Parmi les divers enregistrements de l’œuvre, il convient de citer (par ordre alphabétique) ceux de Maurice Abravanel (EMI), Leonard Bernstein (Sony), Ernest Bloch lui-même (Decca), Diego Fasolis (Musiques Suisses), Geoffrey Simon (Chandos). Avant l’apparition de celui de Zubin Mehta, c’était la gravure de Leonard Bernstein qui prévalait, haut la main, par sa somptuosité et sa puissance d’évocation, mais le titulaire du rôle du rabbin, Dr. Judah Cahn, a un accent américain impossible… C’est donc dorénavant cette version Zubin Mehta, captée en concert à Jérusalem en juillet 2008 avec la participation du baryton Thomas Hampson et du récitant Raphael Frieder, d’une conviction, d’une plénitude et d’une ferveur irrésistibles, qui en devient la référence indiscutable.

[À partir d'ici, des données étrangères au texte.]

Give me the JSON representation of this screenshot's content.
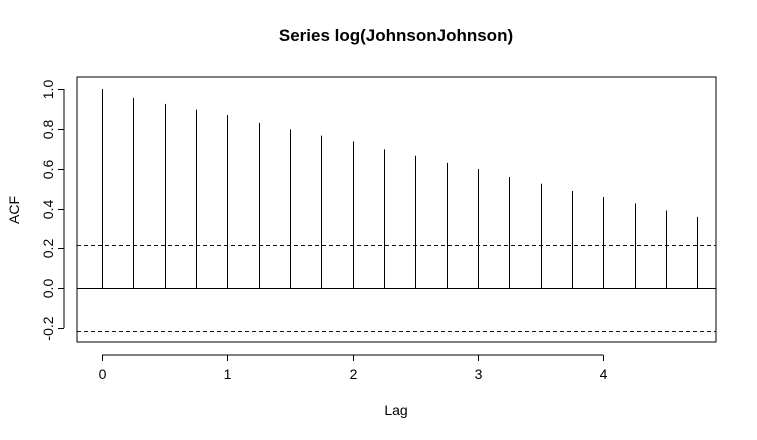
{
  "chart_data": {
    "type": "bar",
    "title": "Series  log(JohnsonJohnson)",
    "xlabel": "Lag",
    "ylabel": "ACF",
    "x": [
      0,
      0.25,
      0.5,
      0.75,
      1,
      1.25,
      1.5,
      1.75,
      2,
      2.25,
      2.5,
      2.75,
      3,
      3.25,
      3.5,
      3.75,
      4,
      4.25,
      4.5,
      4.75
    ],
    "values": [
      1.0,
      0.955,
      0.925,
      0.896,
      0.869,
      0.83,
      0.797,
      0.766,
      0.737,
      0.697,
      0.665,
      0.629,
      0.598,
      0.558,
      0.524,
      0.488,
      0.458,
      0.425,
      0.39,
      0.358
    ],
    "xlim": [
      -0.2,
      4.9
    ],
    "ylim": [
      -0.27,
      1.06
    ],
    "x_ticks": [
      0,
      1,
      2,
      3,
      4
    ],
    "y_ticks": [
      -0.2,
      0.0,
      0.2,
      0.4,
      0.6,
      0.8,
      1.0
    ],
    "x_tick_labels": [
      "0",
      "1",
      "2",
      "3",
      "4"
    ],
    "y_tick_labels": [
      "-0.2",
      "0.0",
      "0.2",
      "0.4",
      "0.6",
      "0.8",
      "1.0"
    ],
    "confidence_bounds": [
      0.215,
      -0.215
    ],
    "zero_line": 0,
    "grid": false,
    "colors": {
      "bars": "#000000",
      "confidence": "#0000cd",
      "axis": "#000000"
    }
  }
}
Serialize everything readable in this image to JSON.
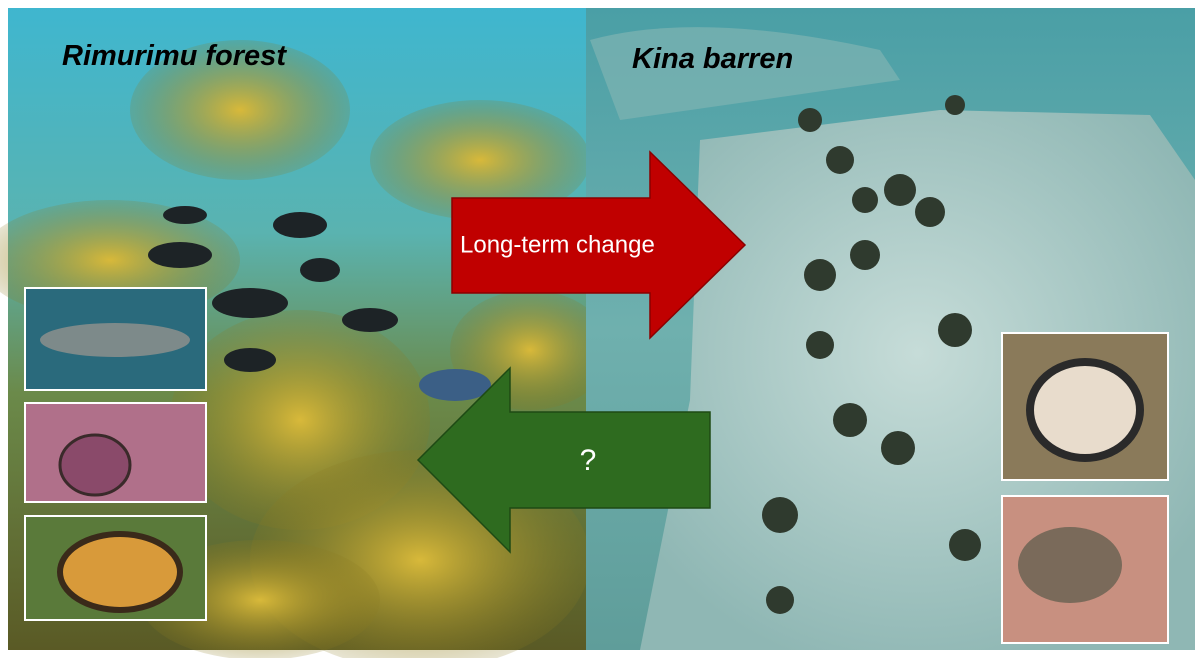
{
  "left_panel": {
    "title": "Rimurimu forest"
  },
  "right_panel": {
    "title": "Kina barren"
  },
  "arrows": [
    {
      "label": "Long-term change"
    },
    {
      "label": "?"
    }
  ]
}
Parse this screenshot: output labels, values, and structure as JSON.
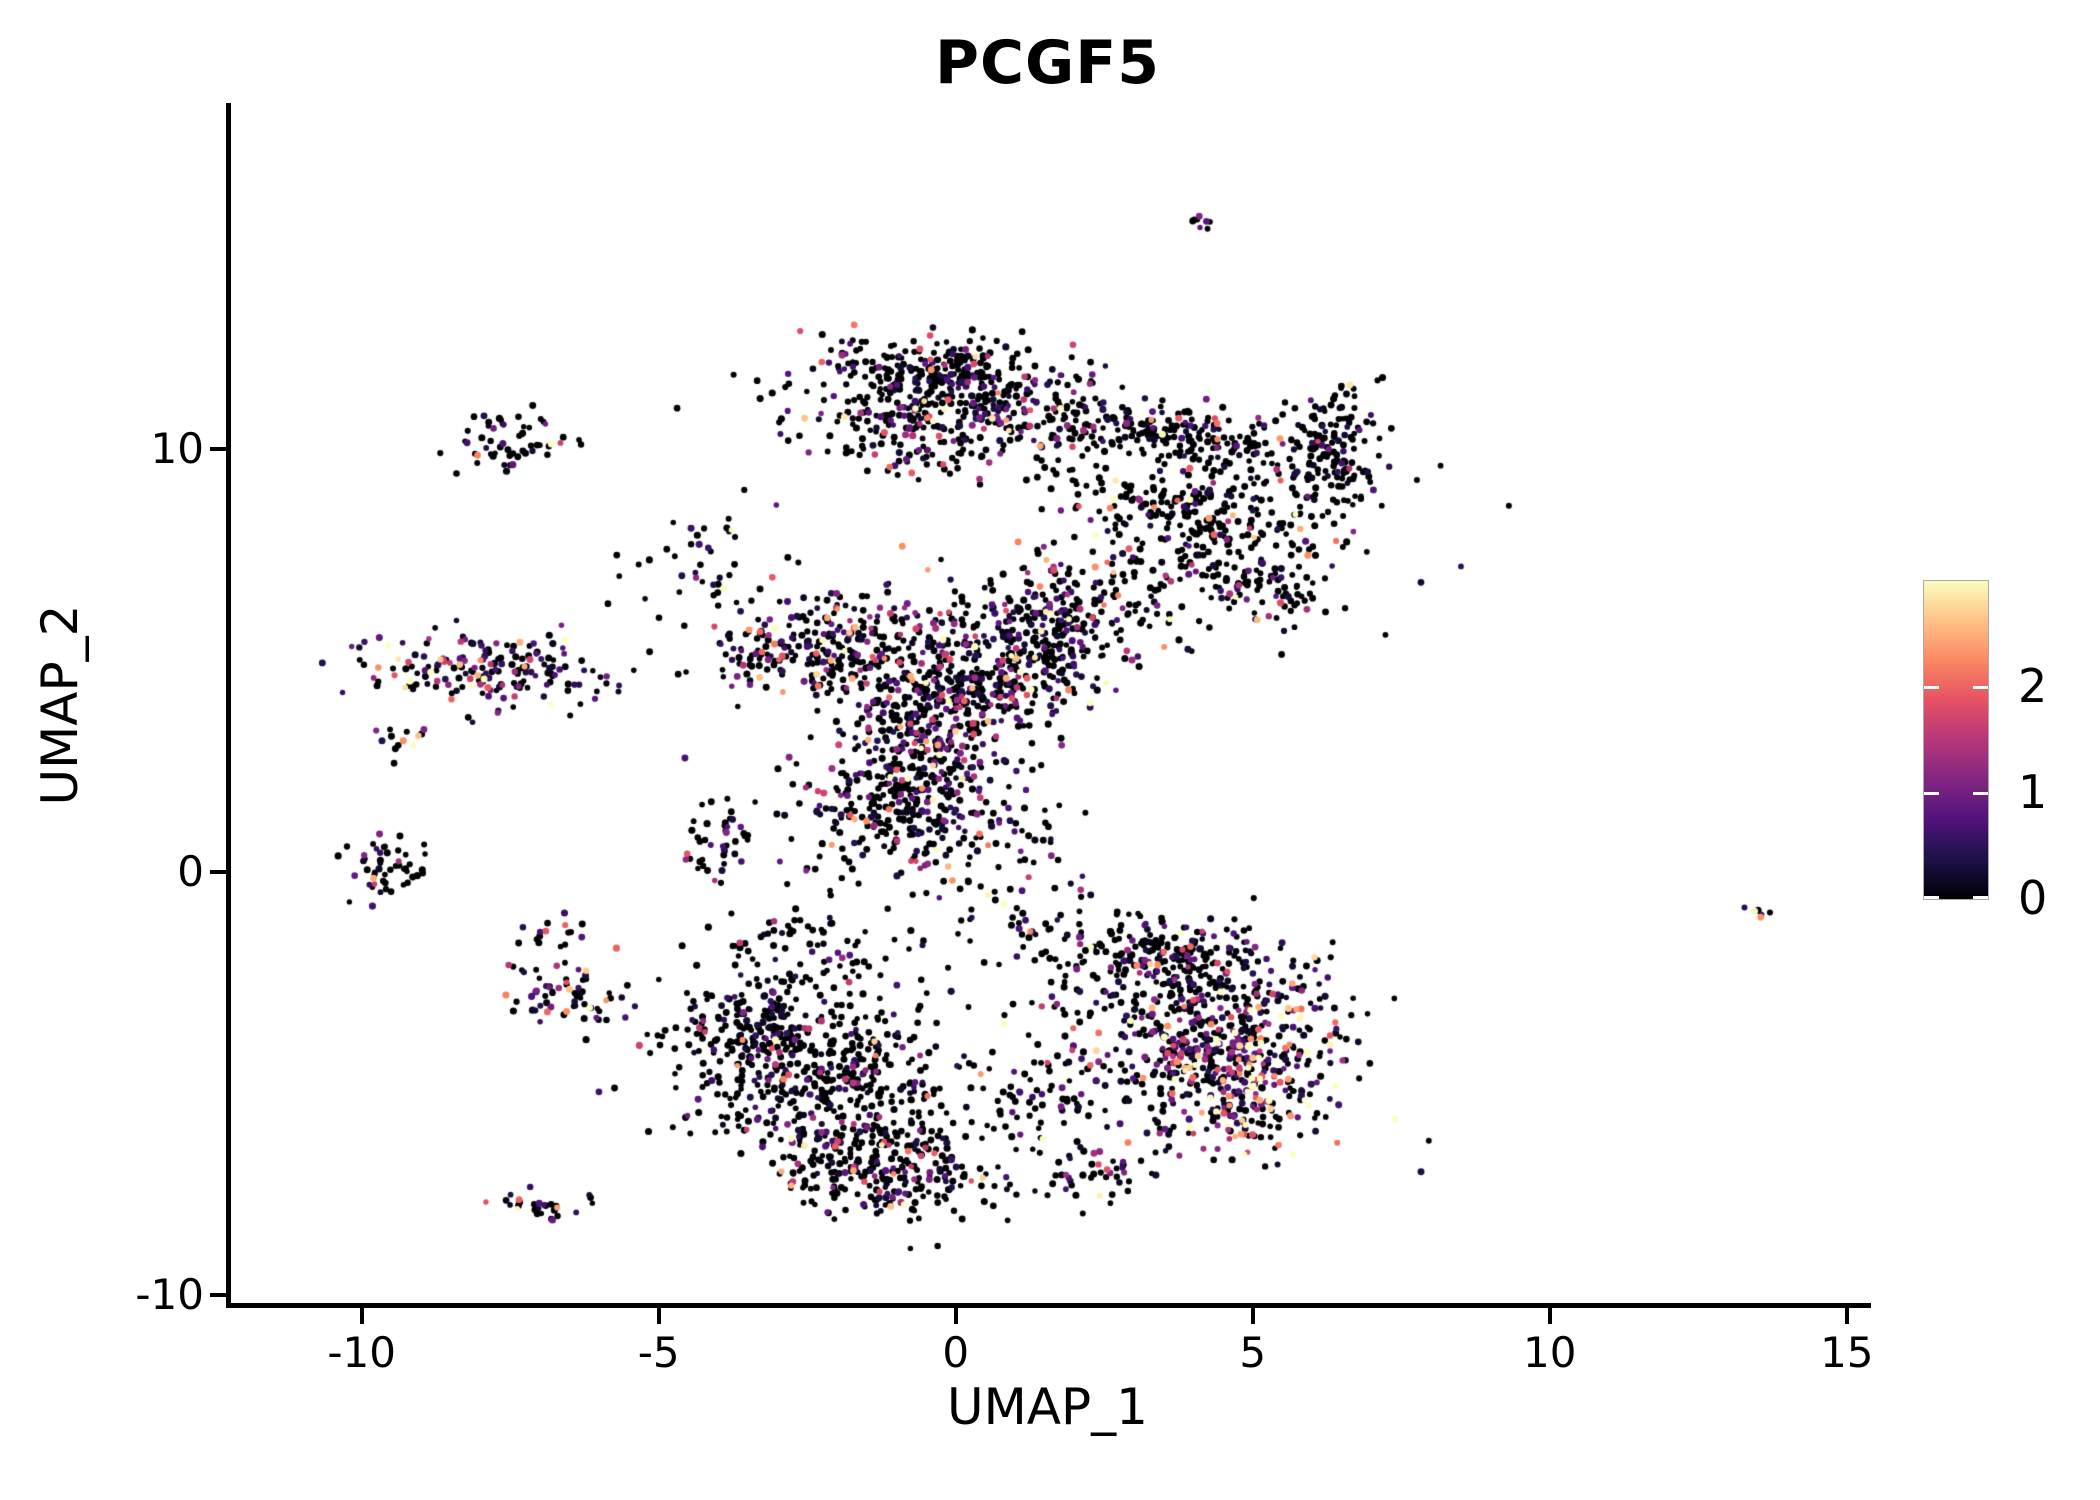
{
  "title": "PCGF5",
  "axes": {
    "x": {
      "label": "UMAP_1",
      "ticks": [
        -10,
        -5,
        0,
        5,
        10,
        15
      ],
      "range": [
        -12.25,
        15.34
      ]
    },
    "y": {
      "label": "UMAP_2",
      "ticks": [
        -10,
        0,
        10
      ],
      "range": [
        -10.24,
        18.13
      ]
    }
  },
  "colorbar": {
    "ticks": [
      0,
      1,
      2
    ],
    "vmin": 0,
    "vmax": 3,
    "palette": "magma",
    "palette_stops": [
      [
        0.0,
        "#000004"
      ],
      [
        0.125,
        "#1d1147"
      ],
      [
        0.25,
        "#51127c"
      ],
      [
        0.375,
        "#822681"
      ],
      [
        0.5,
        "#b63679"
      ],
      [
        0.625,
        "#e65164"
      ],
      [
        0.75,
        "#fb8861"
      ],
      [
        0.875,
        "#fec287"
      ],
      [
        1.0,
        "#fcfdbf"
      ]
    ]
  },
  "chart_data": {
    "type": "scatter",
    "title": "PCGF5",
    "xlabel": "UMAP_1",
    "ylabel": "UMAP_2",
    "xlim": [
      -12.25,
      15.34
    ],
    "ylim": [
      -10.24,
      18.13
    ],
    "grid": false,
    "legend_position": "right-colorbar",
    "color_scale": {
      "palette": "magma",
      "domain": [
        0,
        3
      ]
    },
    "point_count_approx": 5400,
    "clusters": [
      {
        "name": "top-tiny",
        "cx": 4.15,
        "cy": 15.45,
        "sx": 0.14,
        "sy": 0.12,
        "rot": 0,
        "n": 6,
        "p0": 0.5,
        "s": 0.9
      },
      {
        "name": "far-right-tiny",
        "cx": 13.5,
        "cy": -1.0,
        "sx": 0.12,
        "sy": 0.1,
        "rot": -35,
        "n": 4,
        "p0": 0.1,
        "s": 1.8
      },
      {
        "name": "upper-left-blob",
        "cx": -7.45,
        "cy": 10.2,
        "sx": 0.55,
        "sy": 0.38,
        "rot": 10,
        "n": 55,
        "p0": 0.76,
        "s": 0.7
      },
      {
        "name": "left-arm",
        "cx": -7.95,
        "cy": 4.75,
        "sx": 1.05,
        "sy": 0.42,
        "rot": -6,
        "n": 185,
        "p0": 0.45,
        "s": 1.05
      },
      {
        "name": "left-arm-tail",
        "cx": -9.35,
        "cy": 3.15,
        "sx": 0.25,
        "sy": 0.25,
        "rot": 0,
        "n": 12,
        "p0": 0.5,
        "s": 1.0
      },
      {
        "name": "left-zero-blob",
        "cx": -9.55,
        "cy": 0.05,
        "sx": 0.42,
        "sy": 0.35,
        "rot": 10,
        "n": 50,
        "p0": 0.7,
        "s": 0.8
      },
      {
        "name": "hook-blob",
        "cx": -6.85,
        "cy": -1.45,
        "sx": 0.28,
        "sy": 0.22,
        "rot": 0,
        "n": 14,
        "p0": 0.5,
        "s": 1.0
      },
      {
        "name": "hook-arc",
        "cx": -6.5,
        "cy": -2.95,
        "sx": 0.75,
        "sy": 0.4,
        "rot": -28,
        "n": 70,
        "p0": 0.45,
        "s": 1.1
      },
      {
        "name": "bottom-small",
        "cx": -7.0,
        "cy": -7.85,
        "sx": 0.4,
        "sy": 0.22,
        "rot": -10,
        "n": 28,
        "p0": 0.6,
        "s": 0.9
      },
      {
        "name": "head",
        "cx": -0.3,
        "cy": 10.95,
        "sx": 1.25,
        "sy": 0.8,
        "rot": 0,
        "n": 420,
        "p0": 0.62,
        "s": 0.9
      },
      {
        "name": "head-cap",
        "cx": -0.35,
        "cy": 11.9,
        "sx": 0.75,
        "sy": 0.3,
        "rot": 0,
        "n": 140,
        "p0": 0.72,
        "s": 0.8
      },
      {
        "name": "wing-upper",
        "cx": 3.6,
        "cy": 10.35,
        "sx": 1.55,
        "sy": 0.38,
        "rot": -14,
        "n": 270,
        "p0": 0.72,
        "s": 0.8
      },
      {
        "name": "wing-lower",
        "cx": 3.9,
        "cy": 8.55,
        "sx": 1.35,
        "sy": 0.4,
        "rot": -16,
        "n": 230,
        "p0": 0.7,
        "s": 0.85
      },
      {
        "name": "wing-corner",
        "cx": 6.35,
        "cy": 9.9,
        "sx": 0.35,
        "sy": 0.75,
        "rot": 0,
        "n": 150,
        "p0": 0.8,
        "s": 0.6
      },
      {
        "name": "wing-under-arc",
        "cx": 5.2,
        "cy": 6.7,
        "sx": 0.75,
        "sy": 0.4,
        "rot": -30,
        "n": 90,
        "p0": 0.68,
        "s": 0.8
      },
      {
        "name": "center-left",
        "cx": -2.3,
        "cy": 5.3,
        "sx": 0.95,
        "sy": 0.6,
        "rot": 15,
        "n": 270,
        "p0": 0.55,
        "s": 1.0
      },
      {
        "name": "center-mid",
        "cx": -0.2,
        "cy": 4.3,
        "sx": 1.0,
        "sy": 0.75,
        "rot": 55,
        "n": 400,
        "p0": 0.56,
        "s": 1.0
      },
      {
        "name": "center-low",
        "cx": -0.9,
        "cy": 1.9,
        "sx": 1.0,
        "sy": 0.7,
        "rot": 45,
        "n": 330,
        "p0": 0.55,
        "s": 1.0
      },
      {
        "name": "center-right",
        "cx": 1.6,
        "cy": 5.6,
        "sx": 0.95,
        "sy": 0.8,
        "rot": 50,
        "n": 320,
        "p0": 0.6,
        "s": 0.9
      },
      {
        "name": "left-offshoot",
        "cx": -3.95,
        "cy": 0.9,
        "sx": 0.35,
        "sy": 0.5,
        "rot": 0,
        "n": 45,
        "p0": 0.6,
        "s": 0.9
      },
      {
        "name": "dust-mid-gap",
        "cx": 0.3,
        "cy": 0.4,
        "sx": 1.0,
        "sy": 1.0,
        "rot": 0,
        "n": 110,
        "p0": 0.7,
        "s": 0.8
      },
      {
        "name": "dust-right-head",
        "cx": 3.1,
        "cy": 6.9,
        "sx": 1.1,
        "sy": 0.6,
        "rot": 0,
        "n": 85,
        "p0": 0.7,
        "s": 0.8
      },
      {
        "name": "dust-bottom-gap",
        "cx": 1.3,
        "cy": -5.4,
        "sx": 0.6,
        "sy": 0.7,
        "rot": 0,
        "n": 60,
        "p0": 0.7,
        "s": 0.8
      },
      {
        "name": "dust-left-mid",
        "cx": -2.3,
        "cy": -1.7,
        "sx": 0.9,
        "sy": 0.6,
        "rot": 0,
        "n": 70,
        "p0": 0.72,
        "s": 0.8
      },
      {
        "name": "dust-head-arm",
        "cx": -4.3,
        "cy": 7.3,
        "sx": 0.6,
        "sy": 0.7,
        "rot": 0,
        "n": 45,
        "p0": 0.7,
        "s": 0.8
      },
      {
        "name": "bottom-left-main",
        "cx": -2.4,
        "cy": -4.6,
        "sx": 1.15,
        "sy": 1.05,
        "rot": -25,
        "n": 500,
        "p0": 0.74,
        "s": 0.8
      },
      {
        "name": "bottom-left-low",
        "cx": -1.3,
        "cy": -6.9,
        "sx": 1.0,
        "sy": 0.65,
        "rot": -10,
        "n": 300,
        "p0": 0.7,
        "s": 0.8
      },
      {
        "name": "bottom-left-tip",
        "cx": -3.6,
        "cy": -3.5,
        "sx": 0.45,
        "sy": 0.6,
        "rot": 0,
        "n": 90,
        "p0": 0.75,
        "s": 0.7
      },
      {
        "name": "bottom-right-top",
        "cx": 3.4,
        "cy": -2.0,
        "sx": 1.1,
        "sy": 0.55,
        "rot": -8,
        "n": 240,
        "p0": 0.68,
        "s": 0.9
      },
      {
        "name": "bottom-right-main",
        "cx": 4.1,
        "cy": -4.1,
        "sx": 1.3,
        "sy": 1.15,
        "rot": 0,
        "n": 430,
        "p0": 0.5,
        "s": 1.0
      },
      {
        "name": "bottom-right-core",
        "cx": 4.9,
        "cy": -4.7,
        "sx": 0.75,
        "sy": 0.95,
        "rot": 0,
        "n": 270,
        "p0": 0.28,
        "s": 1.5
      },
      {
        "name": "bottom-right-tail",
        "cx": 2.5,
        "cy": -7.1,
        "sx": 0.45,
        "sy": 0.35,
        "rot": 0,
        "n": 40,
        "p0": 0.6,
        "s": 0.9
      }
    ],
    "highlight_points": [
      {
        "x": -8.05,
        "y": 9.85,
        "v": 2.2
      },
      {
        "x": -8.35,
        "y": 4.9,
        "v": 2.6
      },
      {
        "x": -9.3,
        "y": 3.1,
        "v": 2.3
      },
      {
        "x": -9.8,
        "y": -0.15,
        "v": 2.5
      },
      {
        "x": -6.55,
        "y": -3.3,
        "v": 2.3
      },
      {
        "x": -6.9,
        "y": -1.4,
        "v": 1.9
      },
      {
        "x": -7.35,
        "y": -7.75,
        "v": 2.0
      },
      {
        "x": 13.45,
        "y": -0.93,
        "v": 2.95
      },
      {
        "x": 13.55,
        "y": -1.07,
        "v": 2.3
      },
      {
        "x": 4.1,
        "y": 15.5,
        "v": 1.1
      },
      {
        "x": 4.22,
        "y": 15.38,
        "v": 0.8
      },
      {
        "x": -0.9,
        "y": 7.7,
        "v": 2.3
      },
      {
        "x": 1.05,
        "y": 7.8,
        "v": 2.2
      },
      {
        "x": -2.1,
        "y": 5.0,
        "v": 2.5
      },
      {
        "x": -0.3,
        "y": 3.0,
        "v": 2.4
      },
      {
        "x": 1.9,
        "y": 4.3,
        "v": 2.2
      },
      {
        "x": -1.5,
        "y": 1.2,
        "v": 2.3
      },
      {
        "x": 0.4,
        "y": 0.9,
        "v": 2.1
      },
      {
        "x": 2.6,
        "y": 8.6,
        "v": 2.2
      },
      {
        "x": 4.4,
        "y": 10.6,
        "v": 2.1
      },
      {
        "x": -3.3,
        "y": 4.6,
        "v": 2.6
      },
      {
        "x": -2.9,
        "y": -4.9,
        "v": 2.2
      },
      {
        "x": -0.8,
        "y": -6.6,
        "v": 2.1
      },
      {
        "x": 5.0,
        "y": -4.4,
        "v": 2.6
      },
      {
        "x": 4.6,
        "y": -5.3,
        "v": 2.3
      },
      {
        "x": 5.3,
        "y": -5.6,
        "v": 2.7
      },
      {
        "x": 4.3,
        "y": -3.6,
        "v": 2.2
      },
      {
        "x": 5.6,
        "y": -4.9,
        "v": 2.4
      },
      {
        "x": 2.9,
        "y": -6.4,
        "v": 2.2
      },
      {
        "x": 3.4,
        "y": -2.2,
        "v": 2.3
      },
      {
        "x": 5.1,
        "y": -3.2,
        "v": 2.5
      },
      {
        "x": 4.8,
        "y": -6.2,
        "v": 2.4
      }
    ]
  }
}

Faire suivre le Service Sacré d’Ernest Bloch de la Cantate Wachet auf, ruft uns die Stimme BWV 140 de Johann Sebastian Bach peut paraître incongru. Ce serait oublier que la formation musicale initiale de Bach était telle qu’il progressa ensuite sans professeur, par la seule étude des grands maîtres du passé, dont les polyphonistes de la Renaissance, et que les textes de cette cantate s’inspirent du Cantique des Cantiques de Salomon, le célèbre chant d’amour de la Bible. Composée en 1731, la cantate en sept parties est surtout connue grâce à l’utilisation du célèbre cantique en trois strophes de Philipp Nicolaï (1556-1608). Chacune des strophes est respectivement utilisée dans les mouvements n°1, n°4 et n°7. Centre de l’œuvre, le quatrième mouvement deviendra particulièrement célèbre dans sa transcription pour orgue sous forme de mouvement de sonate en trio, en tant que Choral du veilleur BWV 645, premier des six Chorals Schübler BWV 645-650.
Écrite pour soprano, ténor, basse, chœur et orchestre, cette cantate trouve ici, sinon sa version de référence, du moins une interprétation naturelle, fervente et attachante, à mi-chemin entre version traditionnelle et « à l’ancienne », mais sans les outrances qui affectent parfois les exécutions « baroqueuses ». Il convient de souligner la beauté vocale de l’ensemble, que ce soit des chœurs ou des solistes Talia Or (soprano) et Klaus Hager (baryton) ; seul le ténor Douglas Purcell, peinant dans des aiguës aux intonations parfois douteuses, n’est pas à la hauteur. Précisons qu’il s’agit d’une exécution de concert, enregistrée au même moment que le Service Sacré d’Ernest Bloch.